Selama ini IIH mengalami semacam kehidupan yang tertekan di dalam sistem pendidikan kita. Bahkan kehadirannya telah "digusur ke daerah pinggiran" oleh anggapan tentang adanya keharusan untuk terlebih dulu mengupayakan kemajuan dalam bidang iptek, dan baru sesudah itu diusahakan langkah-langkah untuk memajukan ilmu-ilmu sosial yang bercorak instrumental. Padahal sebenarnya IIH, pertama merupakan perangkat ilmu yang memiliki kegunaan, dan kedua bahwa bagaimanapun nilai kegiatan belajar tidak seharusnya ditentukan berdasarkan besar-kecilnya fungsi instrumental bidang ilmu yang ditekuni. Dalam hal ini argumen pertama perlu lebih ditekankan, yakni bahwa IIH melaksanakan fungsi-fungsi tertentu dalam proses pendidikan keseluruhan warga negara, yang jangkauannya lebih mendalam dan mendasar.
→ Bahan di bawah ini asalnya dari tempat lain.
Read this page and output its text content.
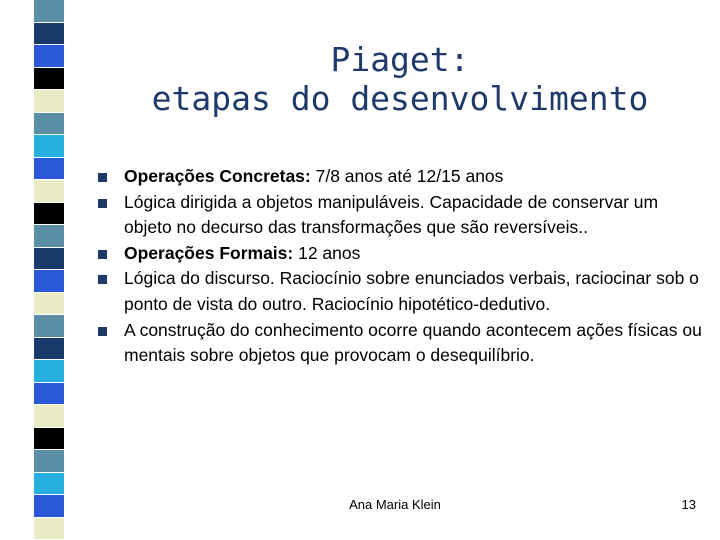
Piaget:
etapas do desenvolvimento
Operações Concretas: 7/8 anos até 12/15 anos
Lógica dirigida a objetos manipuláveis. Capacidade de conservar um objeto no decurso das transformações que são reversíveis..
Operações Formais: 12 anos
Lógica do discurso. Raciocínio sobre enunciados verbais, raciocinar sob o ponto de vista do outro. Raciocínio hipotético-dedutivo.
A construção do conhecimento ocorre quando acontecem ações físicas ou mentais sobre objetos que provocam o desequilíbrio.
Ana Maria Klein	13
Fungsi lain yang dapat dikembangkan melalui studi IIH adalah kemampaun untuk mengembangkan kebiasaan dan perangkat intelektual yang dapat menopang pelaksanaan analisis, penilaian, dan kritik secara mandiri. Kemampuan jenis terakhir ini akan terasa sangat penting ketika kita berhadapan dengan persoalan moralitas, baik moralitas sosial (public morality) maupun moralitas pribadi (private morality).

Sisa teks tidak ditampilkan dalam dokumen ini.